Le Pape François a déclaré aux nouveaux cardinaux en février 2015: «Pour Jésus ce qui compte, avant tout, c’est de rejoindre et de sauver ceux qui sont loin, soigner les blessures des malades, réintégrer tous les hommes dans la famille de Dieu! Et cela scandalise certains! Et Jésus n’a pas peur de ce type de scandale! Il ne pense pas aux personnes fermées qui se scandalisent même pour une guérison, qui se scandalisent face à n’importe quelle ouverture, à n’importe quel pas qui n’entre pas dans leurs schémas mentaux et spirituels, à n’importe quelle caresse ou tendresse qui ne correspond pas à leurs habitudes de pensée et à leur pureté rituelle».

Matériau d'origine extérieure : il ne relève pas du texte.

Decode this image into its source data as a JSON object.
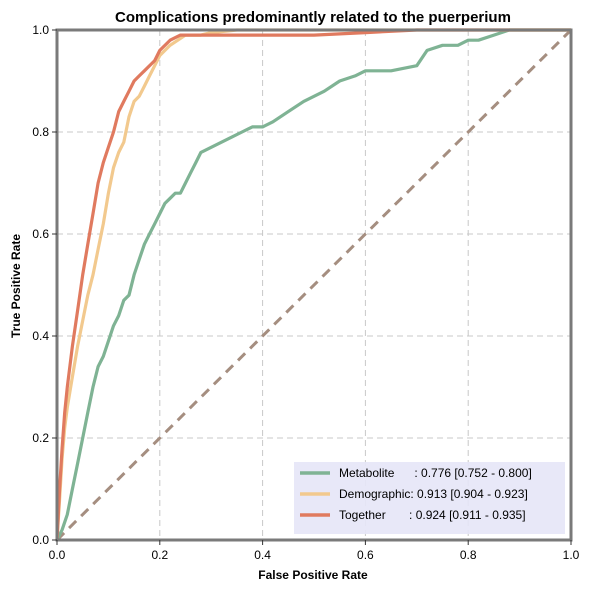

La «doctrine catholique pérenne sur le mariage», rappelle la Déclaration, ne change pas: ce n’est que dans le cadre du mariage entre un homme et une femme que «les relations sexuelles trouvent leur sens naturel, adéquat et pleinement humain». Il faut donc éviter de reconnaître comme mariage «ce qui ne l’est pas». Mais dans une perspective pastorale et missionnaire, il ne faut pas fermer la porte à un couple «irrégulier» qui viendrait demander une simple bénédiction, à l’occasion d’une visite dans un sanctuaire ou à l’occasion d’un pèlerinage. L’érudit juif Claude Montefiore a identifié la spécificité du christianisme précisément en ceci : «Alors que les autres religions décrivent l’homme à la recherche de Dieu, le christianisme proclame un Dieu qui cherche l’homme… Jésus a enseigné que Dieu n’attend pas le repentir du pécheur, il part à sa recherche pour l’appeler à lui». La porte ouverte d’une prière et d’une petite bénédiction peut être un début, une opportunité, une aide.